4. Never use an “At Market Order” except if you need to sell out of a stock quickly. Never use a simple “Limit Order.” The reason is that online brokers are registered and licensed to sell you stocks or whatever instrument you are trading or investing in. Stock Broker means Stock Salesman. Always view your broker in the same way you would approach a car salesperson, a realtor, or any other professional sales person. They are selling stocks instead of something else.

As a sales company for stocks, they are permitted to buy stocks at a much lower price and then turn around and sell those stocks to you as the price goes up. “At Market” means that you are being filled at what ever price the stock is currently being offered at, which could be much higher than you expect if the stock is running and particularly in the early morning as the markets open and High Frequency Trading Firms automated trigger orders cause major gap ups.

Even worse than that are “Limit Orders” when brokers make a huge amount of money as a stock is falling and you buy into that stock. So now you are in a stock that is moving down and could potentially fall a lot more. These two types of orders make brokers a lot of profits. These two types of orders cause most of the losses for individual traders.

5. Day trading is a trading style that makes some brokers a lot of money. However this is not the best nor the most profitable trading style for individual traders. It is not as easy as it sounds and in fact over the past decade with the new decimal system for the bid/ask and High Frequency Trading, day trading has become even more difficult to learn and far more challenging to make money. Online brokers encourage day trading because they make a huge amount of money when individual traders trade frequently.

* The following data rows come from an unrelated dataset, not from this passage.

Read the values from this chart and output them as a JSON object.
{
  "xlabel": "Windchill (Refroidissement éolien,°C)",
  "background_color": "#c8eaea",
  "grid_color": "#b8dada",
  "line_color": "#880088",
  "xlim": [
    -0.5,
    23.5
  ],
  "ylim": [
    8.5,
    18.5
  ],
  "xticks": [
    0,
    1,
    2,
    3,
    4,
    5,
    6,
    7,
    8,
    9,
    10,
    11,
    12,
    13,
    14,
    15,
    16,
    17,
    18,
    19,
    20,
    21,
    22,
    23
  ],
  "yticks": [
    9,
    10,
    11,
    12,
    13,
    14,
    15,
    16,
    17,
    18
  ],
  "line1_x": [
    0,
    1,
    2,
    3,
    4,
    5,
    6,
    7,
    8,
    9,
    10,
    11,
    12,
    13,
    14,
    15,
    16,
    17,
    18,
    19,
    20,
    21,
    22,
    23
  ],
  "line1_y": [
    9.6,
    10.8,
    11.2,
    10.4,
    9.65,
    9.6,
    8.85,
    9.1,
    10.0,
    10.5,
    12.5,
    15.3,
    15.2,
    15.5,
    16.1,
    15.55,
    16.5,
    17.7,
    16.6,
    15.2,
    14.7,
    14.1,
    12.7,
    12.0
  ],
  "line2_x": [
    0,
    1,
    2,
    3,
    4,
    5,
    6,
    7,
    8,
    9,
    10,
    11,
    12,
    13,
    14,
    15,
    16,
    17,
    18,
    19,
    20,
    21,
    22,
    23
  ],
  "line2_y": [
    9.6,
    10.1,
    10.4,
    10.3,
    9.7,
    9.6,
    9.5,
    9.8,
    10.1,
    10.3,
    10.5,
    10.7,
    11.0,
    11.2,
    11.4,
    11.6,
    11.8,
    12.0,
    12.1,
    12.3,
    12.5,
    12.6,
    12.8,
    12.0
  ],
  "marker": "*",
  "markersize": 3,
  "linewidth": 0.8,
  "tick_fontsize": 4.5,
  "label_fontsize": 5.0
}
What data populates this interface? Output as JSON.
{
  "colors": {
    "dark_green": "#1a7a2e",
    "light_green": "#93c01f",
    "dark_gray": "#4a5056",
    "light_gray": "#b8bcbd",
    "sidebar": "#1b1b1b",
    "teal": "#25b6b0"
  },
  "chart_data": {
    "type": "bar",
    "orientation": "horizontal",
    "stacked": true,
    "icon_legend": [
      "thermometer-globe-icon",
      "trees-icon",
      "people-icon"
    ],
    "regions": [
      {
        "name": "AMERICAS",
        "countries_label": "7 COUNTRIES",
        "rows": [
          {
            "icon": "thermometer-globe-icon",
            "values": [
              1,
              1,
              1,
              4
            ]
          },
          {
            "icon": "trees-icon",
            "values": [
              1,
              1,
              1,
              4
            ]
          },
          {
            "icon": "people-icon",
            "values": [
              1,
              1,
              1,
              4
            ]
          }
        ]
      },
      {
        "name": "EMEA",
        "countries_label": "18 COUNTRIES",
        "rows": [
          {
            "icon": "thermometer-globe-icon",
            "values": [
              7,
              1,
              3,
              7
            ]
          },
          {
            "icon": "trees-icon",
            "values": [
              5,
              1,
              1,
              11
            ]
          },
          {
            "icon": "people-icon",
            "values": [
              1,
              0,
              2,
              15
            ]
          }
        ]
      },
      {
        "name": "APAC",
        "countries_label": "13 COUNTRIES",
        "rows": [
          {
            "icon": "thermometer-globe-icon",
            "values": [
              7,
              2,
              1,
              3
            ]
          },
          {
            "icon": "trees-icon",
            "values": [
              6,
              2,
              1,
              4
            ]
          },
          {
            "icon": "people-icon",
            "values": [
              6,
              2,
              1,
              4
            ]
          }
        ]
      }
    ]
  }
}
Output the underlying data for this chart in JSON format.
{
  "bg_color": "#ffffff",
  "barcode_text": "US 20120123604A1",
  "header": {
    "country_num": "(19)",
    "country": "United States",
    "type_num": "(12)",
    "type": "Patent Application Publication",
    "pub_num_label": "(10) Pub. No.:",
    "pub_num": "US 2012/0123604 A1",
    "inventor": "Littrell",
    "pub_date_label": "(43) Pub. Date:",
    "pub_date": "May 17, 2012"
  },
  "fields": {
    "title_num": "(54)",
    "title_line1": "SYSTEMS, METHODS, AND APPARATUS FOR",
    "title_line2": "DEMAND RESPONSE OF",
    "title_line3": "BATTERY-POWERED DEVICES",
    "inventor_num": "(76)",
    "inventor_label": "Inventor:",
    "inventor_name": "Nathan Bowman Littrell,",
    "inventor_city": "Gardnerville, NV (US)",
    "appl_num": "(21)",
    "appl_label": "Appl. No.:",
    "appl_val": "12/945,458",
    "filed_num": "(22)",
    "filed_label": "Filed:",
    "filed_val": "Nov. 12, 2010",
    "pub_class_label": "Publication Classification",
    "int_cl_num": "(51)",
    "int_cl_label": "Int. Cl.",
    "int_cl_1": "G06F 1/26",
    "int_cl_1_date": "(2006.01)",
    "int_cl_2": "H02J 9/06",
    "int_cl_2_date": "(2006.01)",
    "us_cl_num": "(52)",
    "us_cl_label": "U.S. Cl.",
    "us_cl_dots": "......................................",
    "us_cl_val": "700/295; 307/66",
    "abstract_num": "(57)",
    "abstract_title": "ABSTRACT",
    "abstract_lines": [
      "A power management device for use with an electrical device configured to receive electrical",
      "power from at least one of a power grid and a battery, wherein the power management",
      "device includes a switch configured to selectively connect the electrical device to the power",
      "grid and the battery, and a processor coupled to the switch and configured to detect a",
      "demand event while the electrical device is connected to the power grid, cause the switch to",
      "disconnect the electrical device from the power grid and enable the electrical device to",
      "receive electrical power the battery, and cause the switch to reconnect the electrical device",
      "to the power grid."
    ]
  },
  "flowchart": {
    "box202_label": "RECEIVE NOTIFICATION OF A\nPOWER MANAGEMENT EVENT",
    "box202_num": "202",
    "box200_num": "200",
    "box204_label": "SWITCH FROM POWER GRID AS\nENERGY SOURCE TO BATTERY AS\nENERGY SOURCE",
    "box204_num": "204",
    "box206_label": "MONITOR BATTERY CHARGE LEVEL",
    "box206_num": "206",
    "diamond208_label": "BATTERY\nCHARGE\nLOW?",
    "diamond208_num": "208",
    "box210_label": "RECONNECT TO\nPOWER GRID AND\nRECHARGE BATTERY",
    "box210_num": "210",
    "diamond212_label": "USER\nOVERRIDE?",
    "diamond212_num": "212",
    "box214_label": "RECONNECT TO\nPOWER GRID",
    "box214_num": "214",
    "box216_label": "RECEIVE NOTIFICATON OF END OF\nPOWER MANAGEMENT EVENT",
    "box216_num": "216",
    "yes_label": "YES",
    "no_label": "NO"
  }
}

The more orders entered, the more profits the broker makes. Their “training courses” are not written by certified experts, but are targeted to keep you trading more often. A reputable day trading broker will require a significantly higher capital base because you will be using margin most of the time. The reputable broker will require that you pass an exam before they will allow you to day trade. The goal of trading should be for you to make good profits, and not give all your hard earned money to an online broker.

6. Full Service Broker versus Discount Brokers. Full service brokers offer advice and have staff to help you learn how to place an order in their online trading system. Discount brokers do not have staff on hand to assist you. You must figure out the online trading system and order processing on your own. Full service cost are much higher as they have people there to help you and answer questions. The Discount brokers that you should avoid are the ones that are too cheap. In the stock market you get what you pay for. Everything costs money including data feeds, fundamentals, research, and analysis reports. At some point those costs are passed on to customers.

7. The goal of the online broker is to make their firm a huge amount of money from selling their products and services. It is not to help you be profitable or successful. Never think that they are your best friend because they are business people, and you must keep that perspective. They will not offer you something for free unless they are going to make a huge amount of money from you.

Make sure that your broker is a member and insured by the SPIC which is the brokerage account version of the FDIC. Ask around about other individual investor and trader experiences with different brokers. Most brokers have nearly identical products and services so what really matters is how well your orders are executed, the amount of slippage, the response to your questions or concerns, support, and compliance. Be sure and do your homework before ever signing up with any online broker.